Absolutely. And we highlighted the surprising power of those dissolved ions — calcium, magnesium, sodium, and especially iron. That "devastate" warning really stuck with me. Yeah. Actively working against your herbicides. And we touched on bicarbonate adding that extra layer of complexity with buffering capacity and pH interactions.

You know, being better informed about these details directly from the source material we looked at, it really feels like it gives you a shortcut. A shortcut, yeah, a shortcut to avoiding those common pitfalls they described — using the wrong adjuvant or none at all, and wondering why things aren't working. That makes sense.

And that concept of masked antagonism is such a powerful takeaway. I think it really is.
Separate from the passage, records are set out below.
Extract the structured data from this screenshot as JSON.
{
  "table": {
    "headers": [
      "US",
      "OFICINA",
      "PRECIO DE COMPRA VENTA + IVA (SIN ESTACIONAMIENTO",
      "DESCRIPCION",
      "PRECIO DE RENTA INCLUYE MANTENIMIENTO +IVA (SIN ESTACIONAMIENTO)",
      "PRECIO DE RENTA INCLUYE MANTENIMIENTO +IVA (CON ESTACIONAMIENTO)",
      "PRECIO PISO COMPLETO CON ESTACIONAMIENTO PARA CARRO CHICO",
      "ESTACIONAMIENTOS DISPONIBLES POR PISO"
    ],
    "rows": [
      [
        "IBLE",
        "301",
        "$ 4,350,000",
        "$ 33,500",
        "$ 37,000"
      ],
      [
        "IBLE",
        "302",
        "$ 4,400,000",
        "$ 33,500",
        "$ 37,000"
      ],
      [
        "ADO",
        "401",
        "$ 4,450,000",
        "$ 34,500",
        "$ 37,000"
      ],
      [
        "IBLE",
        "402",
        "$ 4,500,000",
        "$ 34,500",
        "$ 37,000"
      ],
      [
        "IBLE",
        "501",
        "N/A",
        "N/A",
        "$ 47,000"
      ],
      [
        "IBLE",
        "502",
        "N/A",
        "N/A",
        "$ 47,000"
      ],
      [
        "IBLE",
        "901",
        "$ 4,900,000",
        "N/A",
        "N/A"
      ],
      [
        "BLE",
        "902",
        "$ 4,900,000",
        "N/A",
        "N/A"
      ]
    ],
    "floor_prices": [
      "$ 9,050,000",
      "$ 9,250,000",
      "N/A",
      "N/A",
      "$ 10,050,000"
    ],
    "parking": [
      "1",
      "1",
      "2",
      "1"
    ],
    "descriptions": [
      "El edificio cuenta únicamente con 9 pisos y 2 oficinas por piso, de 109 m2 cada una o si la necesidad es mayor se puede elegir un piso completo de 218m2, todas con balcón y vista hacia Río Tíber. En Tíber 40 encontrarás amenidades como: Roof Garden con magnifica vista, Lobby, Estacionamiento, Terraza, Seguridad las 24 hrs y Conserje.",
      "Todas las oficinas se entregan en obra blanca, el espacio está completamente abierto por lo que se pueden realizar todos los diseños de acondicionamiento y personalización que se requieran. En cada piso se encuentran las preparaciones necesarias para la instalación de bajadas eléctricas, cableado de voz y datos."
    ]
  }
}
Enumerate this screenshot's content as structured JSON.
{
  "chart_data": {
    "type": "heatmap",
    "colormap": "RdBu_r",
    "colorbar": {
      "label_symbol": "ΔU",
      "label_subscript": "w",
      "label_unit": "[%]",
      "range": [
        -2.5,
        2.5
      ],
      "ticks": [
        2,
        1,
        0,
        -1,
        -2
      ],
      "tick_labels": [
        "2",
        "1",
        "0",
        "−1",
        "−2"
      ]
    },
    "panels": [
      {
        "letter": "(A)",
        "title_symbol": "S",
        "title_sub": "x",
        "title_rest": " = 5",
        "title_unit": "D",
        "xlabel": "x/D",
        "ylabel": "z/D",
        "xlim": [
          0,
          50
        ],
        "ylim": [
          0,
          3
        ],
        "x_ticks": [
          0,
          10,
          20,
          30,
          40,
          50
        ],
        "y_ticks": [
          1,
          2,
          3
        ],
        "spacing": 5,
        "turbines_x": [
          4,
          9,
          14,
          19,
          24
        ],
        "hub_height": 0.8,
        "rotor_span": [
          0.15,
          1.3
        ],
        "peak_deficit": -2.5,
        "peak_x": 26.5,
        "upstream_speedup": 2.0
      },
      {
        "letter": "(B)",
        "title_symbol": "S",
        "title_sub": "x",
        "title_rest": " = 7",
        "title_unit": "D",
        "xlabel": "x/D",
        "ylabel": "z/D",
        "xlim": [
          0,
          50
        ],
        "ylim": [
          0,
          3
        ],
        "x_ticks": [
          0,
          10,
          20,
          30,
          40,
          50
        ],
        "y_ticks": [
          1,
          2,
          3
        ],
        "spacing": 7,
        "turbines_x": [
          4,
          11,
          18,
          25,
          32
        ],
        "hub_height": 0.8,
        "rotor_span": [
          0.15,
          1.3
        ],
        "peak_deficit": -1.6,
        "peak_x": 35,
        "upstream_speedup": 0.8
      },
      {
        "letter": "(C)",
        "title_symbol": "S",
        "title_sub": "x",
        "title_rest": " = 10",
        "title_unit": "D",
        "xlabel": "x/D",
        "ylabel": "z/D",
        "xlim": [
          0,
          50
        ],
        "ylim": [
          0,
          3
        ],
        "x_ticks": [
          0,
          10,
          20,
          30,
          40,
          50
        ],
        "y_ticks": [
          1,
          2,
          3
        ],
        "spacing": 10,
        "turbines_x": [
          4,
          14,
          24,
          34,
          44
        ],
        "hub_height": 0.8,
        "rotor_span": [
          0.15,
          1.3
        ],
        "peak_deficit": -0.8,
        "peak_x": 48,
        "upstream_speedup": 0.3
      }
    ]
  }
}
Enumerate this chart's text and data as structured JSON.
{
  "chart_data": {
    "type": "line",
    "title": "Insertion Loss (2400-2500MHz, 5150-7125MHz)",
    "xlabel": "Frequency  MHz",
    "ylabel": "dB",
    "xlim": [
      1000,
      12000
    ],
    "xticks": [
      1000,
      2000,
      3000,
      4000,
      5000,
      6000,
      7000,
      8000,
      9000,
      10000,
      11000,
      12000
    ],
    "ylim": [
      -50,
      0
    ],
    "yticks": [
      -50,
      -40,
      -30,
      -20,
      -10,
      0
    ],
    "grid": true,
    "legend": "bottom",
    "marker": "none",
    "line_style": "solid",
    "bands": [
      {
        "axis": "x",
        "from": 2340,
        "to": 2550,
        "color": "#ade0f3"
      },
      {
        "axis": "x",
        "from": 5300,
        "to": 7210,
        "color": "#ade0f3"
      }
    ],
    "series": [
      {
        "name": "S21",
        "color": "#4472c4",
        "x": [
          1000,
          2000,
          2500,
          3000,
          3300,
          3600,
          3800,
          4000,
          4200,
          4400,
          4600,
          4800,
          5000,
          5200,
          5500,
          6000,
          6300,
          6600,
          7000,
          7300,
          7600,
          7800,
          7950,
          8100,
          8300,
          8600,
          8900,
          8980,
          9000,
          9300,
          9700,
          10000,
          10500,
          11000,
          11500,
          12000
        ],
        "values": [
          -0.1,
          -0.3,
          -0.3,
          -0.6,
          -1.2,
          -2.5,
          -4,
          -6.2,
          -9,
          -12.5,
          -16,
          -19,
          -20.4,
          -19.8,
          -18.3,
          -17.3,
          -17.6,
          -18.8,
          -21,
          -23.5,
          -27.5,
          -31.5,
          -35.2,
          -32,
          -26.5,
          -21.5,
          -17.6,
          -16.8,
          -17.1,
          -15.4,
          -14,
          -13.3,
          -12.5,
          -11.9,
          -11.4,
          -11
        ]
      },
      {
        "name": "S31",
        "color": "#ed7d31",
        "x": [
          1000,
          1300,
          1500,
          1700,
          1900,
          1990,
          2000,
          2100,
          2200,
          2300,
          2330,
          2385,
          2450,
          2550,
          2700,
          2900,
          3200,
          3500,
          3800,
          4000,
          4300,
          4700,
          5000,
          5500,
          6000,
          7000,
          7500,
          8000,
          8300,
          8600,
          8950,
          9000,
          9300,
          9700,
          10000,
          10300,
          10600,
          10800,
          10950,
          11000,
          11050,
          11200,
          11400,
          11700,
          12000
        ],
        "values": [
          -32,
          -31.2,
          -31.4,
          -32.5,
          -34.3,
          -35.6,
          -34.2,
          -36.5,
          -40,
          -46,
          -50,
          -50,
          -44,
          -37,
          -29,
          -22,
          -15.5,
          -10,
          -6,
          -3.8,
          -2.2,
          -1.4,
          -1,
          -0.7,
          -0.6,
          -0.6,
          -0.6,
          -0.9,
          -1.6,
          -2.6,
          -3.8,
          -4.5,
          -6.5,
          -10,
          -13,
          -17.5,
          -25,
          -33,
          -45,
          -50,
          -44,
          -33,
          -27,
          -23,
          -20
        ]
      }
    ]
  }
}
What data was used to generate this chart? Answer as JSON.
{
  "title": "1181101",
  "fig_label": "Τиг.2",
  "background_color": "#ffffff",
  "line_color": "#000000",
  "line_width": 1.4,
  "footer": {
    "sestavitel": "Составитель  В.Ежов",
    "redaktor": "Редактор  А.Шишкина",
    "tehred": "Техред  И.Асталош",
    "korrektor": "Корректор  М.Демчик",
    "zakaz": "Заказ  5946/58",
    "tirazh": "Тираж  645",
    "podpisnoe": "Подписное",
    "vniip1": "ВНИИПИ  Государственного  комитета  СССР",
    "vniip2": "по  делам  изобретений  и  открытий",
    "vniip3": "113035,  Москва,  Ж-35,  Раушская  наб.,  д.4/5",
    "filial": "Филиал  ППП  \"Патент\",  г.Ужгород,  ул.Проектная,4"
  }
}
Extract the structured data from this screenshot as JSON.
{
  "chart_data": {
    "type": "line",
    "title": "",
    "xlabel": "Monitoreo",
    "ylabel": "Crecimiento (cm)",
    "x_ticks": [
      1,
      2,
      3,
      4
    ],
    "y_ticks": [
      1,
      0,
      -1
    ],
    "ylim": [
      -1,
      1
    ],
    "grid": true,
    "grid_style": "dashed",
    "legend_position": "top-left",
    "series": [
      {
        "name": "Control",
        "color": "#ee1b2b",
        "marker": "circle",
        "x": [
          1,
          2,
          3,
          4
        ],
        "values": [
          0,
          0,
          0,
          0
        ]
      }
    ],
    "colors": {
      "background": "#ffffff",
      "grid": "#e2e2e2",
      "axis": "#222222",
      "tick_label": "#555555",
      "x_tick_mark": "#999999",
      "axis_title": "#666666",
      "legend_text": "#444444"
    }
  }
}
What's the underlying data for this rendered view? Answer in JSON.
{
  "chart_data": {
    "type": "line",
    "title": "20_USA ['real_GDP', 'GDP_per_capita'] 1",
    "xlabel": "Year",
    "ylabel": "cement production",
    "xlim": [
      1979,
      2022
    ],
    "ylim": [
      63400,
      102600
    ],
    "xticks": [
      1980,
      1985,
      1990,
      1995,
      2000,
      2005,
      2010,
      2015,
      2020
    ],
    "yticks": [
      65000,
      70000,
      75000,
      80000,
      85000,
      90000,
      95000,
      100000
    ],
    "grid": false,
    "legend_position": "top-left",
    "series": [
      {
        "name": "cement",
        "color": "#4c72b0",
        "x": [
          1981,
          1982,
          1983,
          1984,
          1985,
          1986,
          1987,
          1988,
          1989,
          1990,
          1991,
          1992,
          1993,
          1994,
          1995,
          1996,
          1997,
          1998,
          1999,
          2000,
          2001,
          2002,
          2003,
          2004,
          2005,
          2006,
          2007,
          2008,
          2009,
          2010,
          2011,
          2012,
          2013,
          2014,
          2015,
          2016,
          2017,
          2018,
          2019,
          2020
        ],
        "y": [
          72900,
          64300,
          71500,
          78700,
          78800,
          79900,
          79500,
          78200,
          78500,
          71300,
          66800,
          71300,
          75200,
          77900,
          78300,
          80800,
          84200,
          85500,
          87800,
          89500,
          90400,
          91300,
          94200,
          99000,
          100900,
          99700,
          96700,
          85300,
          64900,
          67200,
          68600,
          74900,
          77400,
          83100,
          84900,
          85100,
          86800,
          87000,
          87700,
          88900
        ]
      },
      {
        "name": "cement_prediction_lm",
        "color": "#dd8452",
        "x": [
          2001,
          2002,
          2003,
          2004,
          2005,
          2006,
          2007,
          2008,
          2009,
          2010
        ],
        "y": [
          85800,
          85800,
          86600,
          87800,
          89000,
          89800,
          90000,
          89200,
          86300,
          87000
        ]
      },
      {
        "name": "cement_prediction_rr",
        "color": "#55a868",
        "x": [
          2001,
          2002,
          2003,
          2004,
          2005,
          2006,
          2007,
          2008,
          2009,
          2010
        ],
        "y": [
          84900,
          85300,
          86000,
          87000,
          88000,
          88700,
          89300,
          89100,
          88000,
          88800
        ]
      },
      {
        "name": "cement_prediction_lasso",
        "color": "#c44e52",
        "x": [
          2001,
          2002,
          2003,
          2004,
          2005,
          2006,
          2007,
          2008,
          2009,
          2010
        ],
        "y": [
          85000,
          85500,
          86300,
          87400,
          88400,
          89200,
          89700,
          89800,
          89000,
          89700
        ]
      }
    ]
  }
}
The way the sources show how one factor like that higher pH can completely hide the negative impact of another, like the salt antagonism, making you think a product is working fine when an underlying issue is just sitting there waiting to cause a failure in a different scenario.

It definitely leaves you with a thought that goes beyond just the spray tank, doesn't it? How so? Well, it makes you wonder how many other complex systems do we interact with every day where multiple factors are playing out? I see where you're going, and some of those factors might be masking underlying problems that we just don't see. It's kind of a reminder that really understanding the hidden dynamics, digging a bit deeper is often key.

That's a great thought to end on. Looking for the masked issues everywhere. Thanks for listening to the Villa podcast — powered by AI, driven by Insight.